Wil Braakman zat helemaal op dezelfde lijn. Hij werkt in de organische landbouw (volgens Wil een betere benaming dan ‘biologische’) en gaf voorbeelden van ziekten en epidemieën door verkeerde aardebewerking en gebruik van (bepaalde) kunstmest. Wil pleitte ook voor eerlijke voorlichting en wees op de verstrengeling van wetenschappelijk onderzoek met economische belangen, en hoe sterk de lobby van de farmaceutische industrie is.

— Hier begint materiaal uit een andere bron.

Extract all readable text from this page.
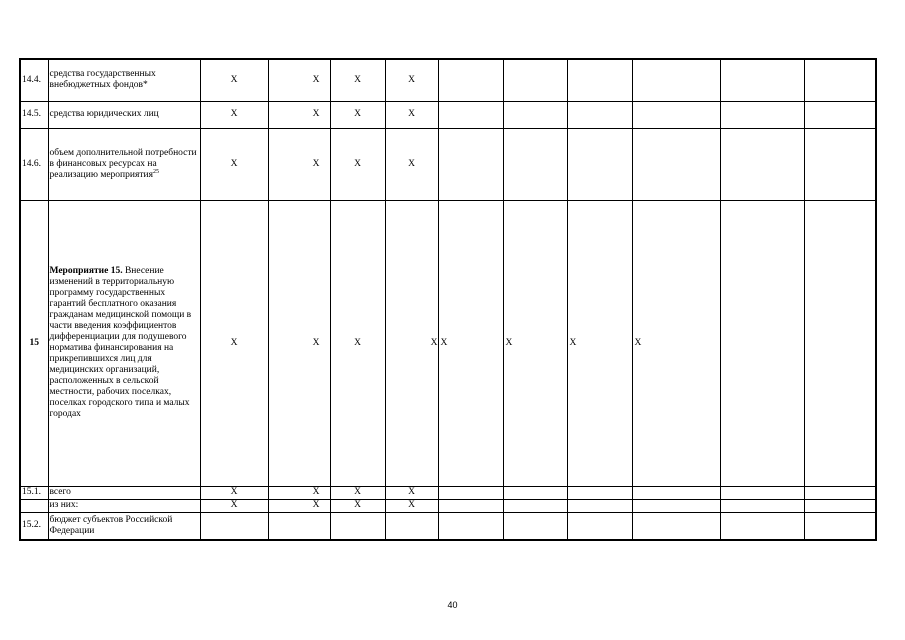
14.4.	средства государственных внебюджетных фондов*	Х	Х	Х	Х						
14.5.	средства юридических лиц	Х	Х	Х	Х						
14.6.	объем дополнительной потребности в финансовых ресурсах на реализацию мероприятия$^{25}$	Х	Х	Х	Х						
15	Мероприятие 15. Внесение изменений в территориальную программу государственных гарантий бесплатного оказания гражданам медицинской помощи в части введения коэффициентов дифференциации для подушевого норматива финансирования на прикрепившихся лиц для медицинских организаций, расположенных в сельской местности, рабочих поселках, поселках городского типа и малых городах	Х	Х	Х	Х	Х	Х	Х	Х		
15.1.	всего	Х	Х	Х	Х						
	из них:	Х	Х	Х	Х						
15.2.	бюджет субъектов Российской Федерации										
40
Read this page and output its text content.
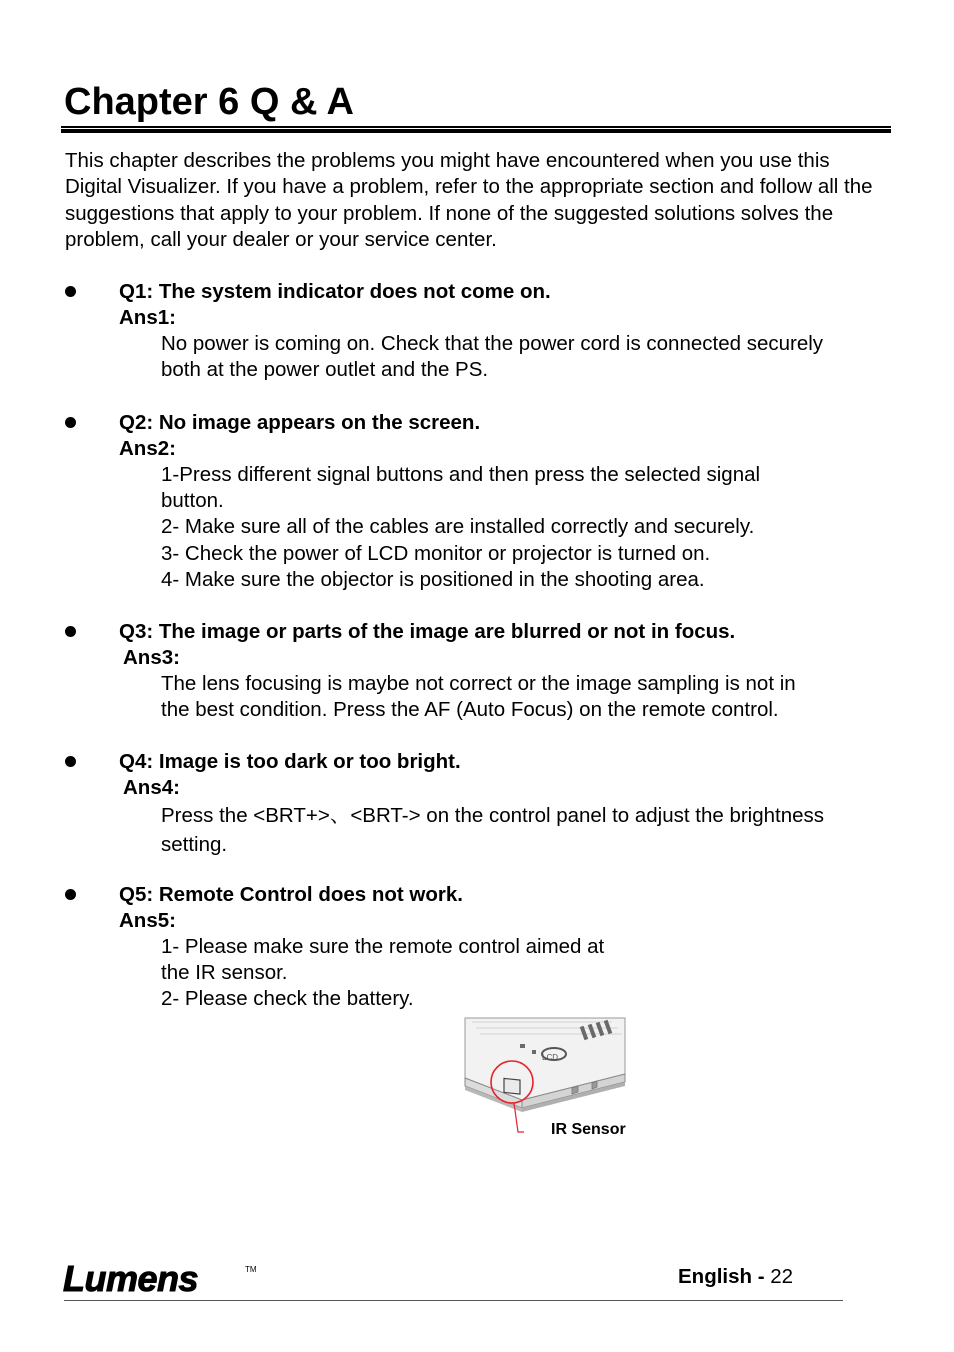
Chapter 6 Q & A

This chapter describes the problems you might have encountered when you use this Digital Visualizer. If you have a problem, refer to the appropriate section and follow all the suggestions that apply to your problem. If none of the suggested solutions solves the problem, call your dealer or your service center.

Q1: The system indicator does not come on.
Ans1:
No power is coming on. Check that the power cord is connected securely
both at the power outlet and the PS.
Q2: No image appears on the screen.
Ans2:
1-Press different signal buttons and then press the selected signal
button.
2- Make sure all of the cables are installed correctly and securely.
3- Check the power of LCD monitor or projector is turned on.
4- Make sure the objector is positioned in the shooting area.
Q3: The image or parts of the image are blurred or not in focus.
Ans3:
The lens focusing is maybe not correct or the image sampling is not in
the best condition. Press the AF (Auto Focus) on the remote control.
Q4: Image is too dark or too bright.
Ans4:
Press the <BRT+>、<BRT-> on the control panel to adjust the brightness
setting.
Q5: Remote Control does not work.
Ans5:
1- Please make sure the remote control aimed at
the IR sensor.
2- Please check the battery.
LCD
IR Sensor
Lumens	TM	English - 22
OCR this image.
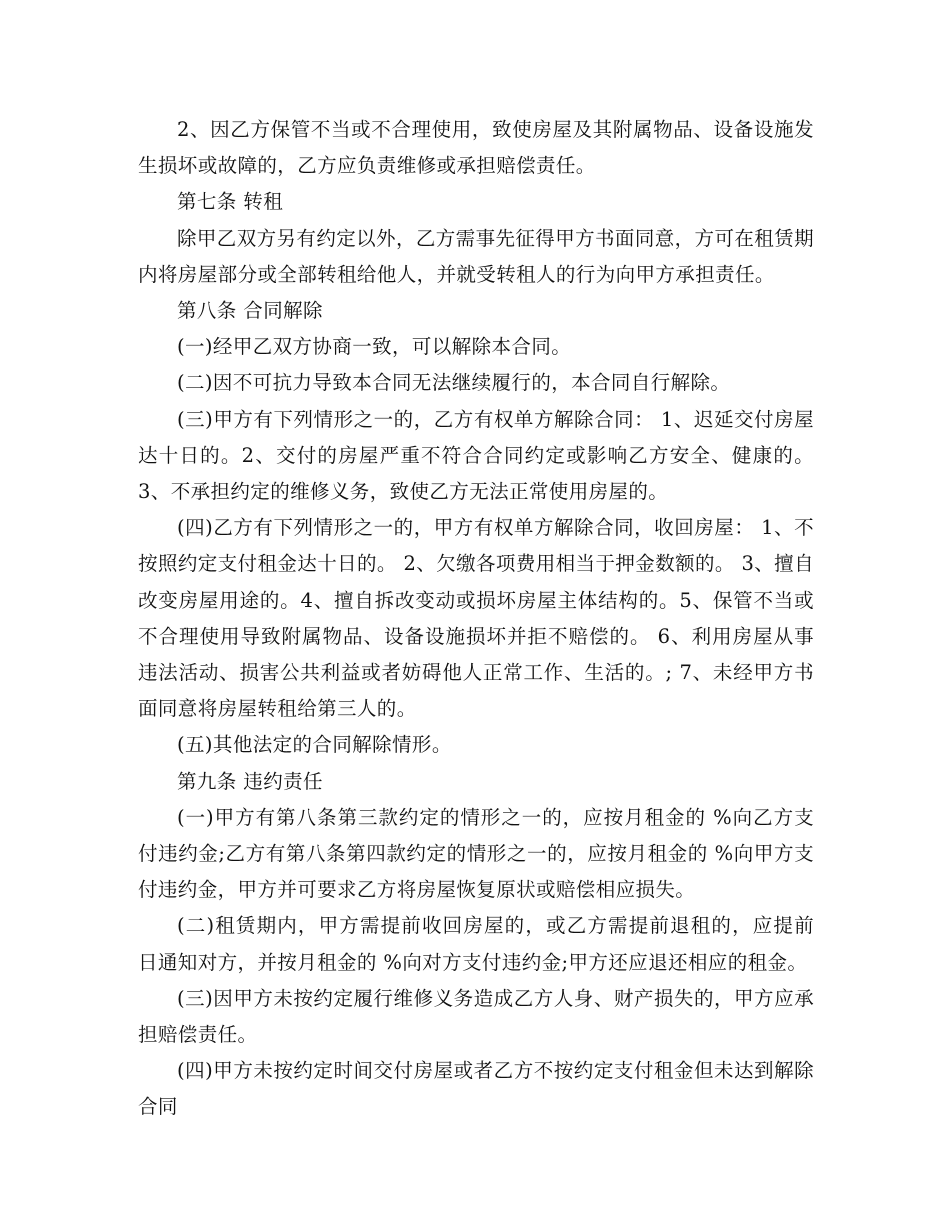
2、因乙方保管不当或不合理使用，致使房屋及其附属物品、设备设施发生损坏或故障的，乙方应负责维修或承担赔偿责任。

第七条 转租

除甲乙双方另有约定以外，乙方需事先征得甲方书面同意，方可在租赁期内将房屋部分或全部转租给他人，并就受转租人的行为向甲方承担责任。

第八条 合同解除

(一)经甲乙双方协商一致，可以解除本合同。

(二)因不可抗力导致本合同无法继续履行的，本合同自行解除。

(三)甲方有下列情形之一的，乙方有权单方解除合同： 1、迟延交付房屋达十日的。2、交付的房屋严重不符合合同约定或影响乙方安全、健康的。 3、不承担约定的维修义务，致使乙方无法正常使用房屋的。

(四)乙方有下列情形之一的，甲方有权单方解除合同，收回房屋： 1、不按照约定支付租金达十日的。 2、欠缴各项费用相当于押金数额的。 3、擅自改变房屋用途的。4、擅自拆改变动或损坏房屋主体结构的。5、保管不当或不合理使用导致附属物品、设备设施损坏并拒不赔偿的。 6、利用房屋从事违法活动、损害公共利益或者妨碍他人正常工作、生活的。; 7、未经甲方书面同意将房屋转租给第三人的。

(五)其他法定的合同解除情形。

第九条 违约责任

(一)甲方有第八条第三款约定的情形之一的，应按月租金的 %向乙方支付违约金;乙方有第八条第四款约定的情形之一的，应按月租金的 %向甲方支付违约金，甲方并可要求乙方将房屋恢复原状或赔偿相应损失。

(二)租赁期内，甲方需提前收回房屋的，或乙方需提前退租的，应提前 日通知对方，并按月租金的 %向对方支付违约金;甲方还应退还相应的租金。

(三)因甲方未按约定履行维修义务造成乙方人身、财产损失的，甲方应承担赔偿责任。

(四)甲方未按约定时间交付房屋或者乙方不按约定支付租金但未达到解除合同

Ralf Bodelier (filosoof, theoloog en columnist voor Trouw) werd door de twee anderen stevig onder vuur genomen vanwege zijn pleidooi voor intensieve en ‘stapel’-landbouw, omdat volgens hem alleen op die manier de groeiende wereldbevolking kan worden gevoed. Hij maakt zich serieuze zorgen over een onoplosbaar hongerprobleem, en gezien zijn vriendschapsrelaties met inwoners van Malawi komt die dreiging extra dichtbij. Volgens Roelf Havinga is, met gezonde aandacht voor de landbouwwijze en het gewasklimaat, het voeden van de wereldbevolking ‘met twee vingers in de neus’ te doen.
De tegenstelling kwaliteit versus kwantiteit vond ik op deze avond het sterkst naar voren komen. Dat had niet te maken met de combinatie van aantal deelnemers en inhoud van de avond, maar met de duidelijke accentverschillen in de presentaties van de sprekers. Bodeliers betoog had een kwantitatieve invalshoek en dito oplossingen: cijfers en aantallen, vergroten opbrengstresultaten op korte termijn, intensivering productie. De verhalen van Braakman en Havinga benaderden diagnostiek en oplossingen meer vanuit een kwalitatief perspectief: behoud kwaliteit van de aarde(grond), lange-termijnperspectief, inhoud (smaak, geur, voedingswaarde) belangrijker dan aantal, verpakking of vorm (kaarsrechte komkommer, smetteloze bloemkool).
We vroegen naar de ‘aanraders’ van de sprekers:
Wil Braakman: Leef en wees één met de aarde en haar processen
Roelf Havinga: Volg je hart, gebruik je gevoel en logica
Ralf Bodelier: Luister, maar neem tzt afstand van je hart en beoordeel rationeel. Kijk door de retoriek heen van wantrouwen en oordeel niet gemakzuchtig over vermeende corruptiepraktijken
Persoonlijk ben ik de crisis gaan zien als een niet te negeren noodkreet dat we een doorgeslagen denk- en leefwijze moeten veranderen die we op allerlei gebieden tegenkomen: De overwaardering van kwantiteit boven kwaliteit, uiterlijk (vorm) boven innerlijk (inhoud), ratio boven gevoel, hoofd boven hart, specialistisch denken boven holistisch denken (etc..).
Daarvoor zouden eerst de miskende – noem het de zachte – factoren erkend en geherwaardeerd moeten worden, met als gevolg dat de harde en zachte kanten in harmonie met elkaar komen.